DEVELOPMENT AND PREVENTION OF CHILDHOOD OBESITY
Location: Children Nutrition Research Center (Houston, Tx)
Title: Intensive lifestyle intervention improves physical function among obese adults with knee pain: Findings from the Look AHEAD Trial
| Foy, C - |
| Lewis, C - |
| Hairston, K - |
| Miller, G - |
| Lang, W - |
| Jakicic, J - |
| Rejeski, W - |
| Ribisl, P - |
| Walkup, M - |
| Wagenknecht, L - |
| Foreyt, J - |
Submitted to: Obesity
Publication Type: Peer Reviewed Journal
Publication Acceptance Date: April 28, 2010
Publication Date: January 1, 2011
Citation: Foy, C.G., Lewis, C.E., Hairston, K.G., Miller, G.D., Lang, W., Jakicic, J.M., Rejeski, W.J., Ribisl, P.M., Walkup, M.P., Wagenknecht, L.E., the Look AHEAD Research Group. 2011. Intensive lifestyle intervention improves physical function among obese adults with knee pain: Findings from the Look AHEAD Trial. Obesity. 19(1):83-93.

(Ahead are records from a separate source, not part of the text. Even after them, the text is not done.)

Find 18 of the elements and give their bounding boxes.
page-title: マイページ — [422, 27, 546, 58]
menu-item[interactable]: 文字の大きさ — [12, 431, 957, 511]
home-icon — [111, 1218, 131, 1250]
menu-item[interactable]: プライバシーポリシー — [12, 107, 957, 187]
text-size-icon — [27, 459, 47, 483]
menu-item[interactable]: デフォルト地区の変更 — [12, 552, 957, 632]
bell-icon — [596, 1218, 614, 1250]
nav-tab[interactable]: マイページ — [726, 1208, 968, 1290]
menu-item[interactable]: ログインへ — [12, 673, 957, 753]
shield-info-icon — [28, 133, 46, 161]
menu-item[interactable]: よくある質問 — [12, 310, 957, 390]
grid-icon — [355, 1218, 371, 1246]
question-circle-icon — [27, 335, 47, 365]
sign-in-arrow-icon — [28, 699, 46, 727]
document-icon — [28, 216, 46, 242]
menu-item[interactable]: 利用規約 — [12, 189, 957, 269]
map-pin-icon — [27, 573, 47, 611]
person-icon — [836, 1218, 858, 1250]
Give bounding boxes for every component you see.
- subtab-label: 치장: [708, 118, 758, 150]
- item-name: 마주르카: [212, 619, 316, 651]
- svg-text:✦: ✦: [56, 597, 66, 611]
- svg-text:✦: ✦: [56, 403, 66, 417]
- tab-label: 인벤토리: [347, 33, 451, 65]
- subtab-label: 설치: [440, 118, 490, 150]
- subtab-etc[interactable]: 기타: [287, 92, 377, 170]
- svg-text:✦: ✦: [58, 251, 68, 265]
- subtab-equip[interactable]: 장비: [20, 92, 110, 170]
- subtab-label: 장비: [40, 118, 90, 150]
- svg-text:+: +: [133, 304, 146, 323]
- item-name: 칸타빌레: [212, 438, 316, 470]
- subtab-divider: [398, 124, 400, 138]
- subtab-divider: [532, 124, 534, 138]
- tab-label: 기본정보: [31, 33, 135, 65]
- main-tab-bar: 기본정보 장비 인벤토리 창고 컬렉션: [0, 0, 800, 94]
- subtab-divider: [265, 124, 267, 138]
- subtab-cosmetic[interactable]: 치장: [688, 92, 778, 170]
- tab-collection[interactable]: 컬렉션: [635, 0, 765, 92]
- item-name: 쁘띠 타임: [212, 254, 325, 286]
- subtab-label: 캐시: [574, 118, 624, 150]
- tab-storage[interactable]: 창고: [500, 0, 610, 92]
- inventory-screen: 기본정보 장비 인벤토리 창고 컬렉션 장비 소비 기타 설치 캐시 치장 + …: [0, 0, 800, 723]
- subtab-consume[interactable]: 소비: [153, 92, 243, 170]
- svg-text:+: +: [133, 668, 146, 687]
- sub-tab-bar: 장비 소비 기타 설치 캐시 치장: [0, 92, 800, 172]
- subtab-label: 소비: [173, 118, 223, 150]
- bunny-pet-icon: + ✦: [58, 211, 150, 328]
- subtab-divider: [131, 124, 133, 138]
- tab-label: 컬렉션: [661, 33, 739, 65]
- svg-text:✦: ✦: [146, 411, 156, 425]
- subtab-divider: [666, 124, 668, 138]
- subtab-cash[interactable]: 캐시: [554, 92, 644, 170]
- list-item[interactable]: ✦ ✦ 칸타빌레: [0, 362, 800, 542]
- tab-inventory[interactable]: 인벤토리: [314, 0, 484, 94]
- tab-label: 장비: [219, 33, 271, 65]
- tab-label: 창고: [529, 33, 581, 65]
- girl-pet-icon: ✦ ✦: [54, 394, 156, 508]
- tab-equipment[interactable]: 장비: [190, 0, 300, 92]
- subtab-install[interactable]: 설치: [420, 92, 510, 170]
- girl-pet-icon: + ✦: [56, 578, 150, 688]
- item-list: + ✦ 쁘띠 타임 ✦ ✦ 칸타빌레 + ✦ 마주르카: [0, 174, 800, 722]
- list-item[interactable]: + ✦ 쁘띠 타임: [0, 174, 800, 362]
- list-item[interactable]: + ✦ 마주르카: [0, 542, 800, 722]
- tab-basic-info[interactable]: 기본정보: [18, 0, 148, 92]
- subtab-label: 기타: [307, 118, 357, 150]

Interpretive Summary: As people age they begin to experience issues such as joint pain and stiffness and decreased mobility. Obesity in older adults can exacerbate these problems. The Look AHEAD study is a trial investigating the long-term health effects of an intensive lifestyle intervention (ILI) versus a usual care group for older adults ages 45-74 that are overweight or obese and have Type 2 diabetes. The goal of the ILI was to teach behavioral weight management strategies regarding diet and physical activity to promote a loss of 10% body weight and an increase in physical activity. The purpose of the current study was to examine whether participants in the ILI reported more improvements in physical function from the beginning of the study to 12 months compared to participants in the usual care condition, and to determine the role of improvements in fitness and weight loss in these differences. Overall, the results of the study show that overweight and obese adults with diabetes and knee pain in the ILI condition reported significant improvement in physical function compared to participants in the usual care condition. The ILI condition also resulted in significant weight loss and improved fitness, which are possible means through which the ILI condition improved physical function. The results of this study suggest that older adults with knee pain may benefit from losing weight and increasing physical activity. These findings are important due to the need to improve the health and quality of life of the growing population of older adults in the United States.
Lifestyle interventions have resulted in weight loss or improved physical fitness among individuals with obesity, which may lead to improved physical function. This prospective investigation involved participants in the Action for Health in Diabetes (Look AHEAD) trial who reported knee pain at baseline (n = 2,203). The purposes of this investigation were to determine whether an Intensive Lifestyle Intervention (ILI) condition resulted in improvement in self-reported physical function from baseline to 12 months vs. a Diabetes Support and Education (DSE) condition, and whether changes in weight or fitness mediated the effect of the ILI. Outcome measures included the Western Ontario and McMaster Universities Osteoarthritis Index (WOMAC) pain, stiffness, and physical function subscales, and WOMAC summary score. ILI participants exhibited greater adjusted mean weight loss (s.e.) vs. DSE participants (-9.02 kg (0.48) vs. -0.78 kg (0.49); P < 0.001)). ILI participants also demonstrated more favorable change in WOMAC summary scores vs. DSE participants (beta (s.e.) = -1.81 (0.63); P = 0.004). Multiple regression mediation analyses revealed that weight loss was a mediator of the effect of the ILI intervention on change in WOMAC pain, function, and summary scores (P < 0.001). In separate analyses, increased fitness also mediated the effect of the ILI intervention upon WOMAC summary score (P < 0.001). The ILI condition resulted in significant improvement in physical function among overweight and obese adults with diabetes and knee pain. The ILI condition also resulted in significant weight loss and improved fitness, which are possible mechanisms through which the ILI condition improved physical function.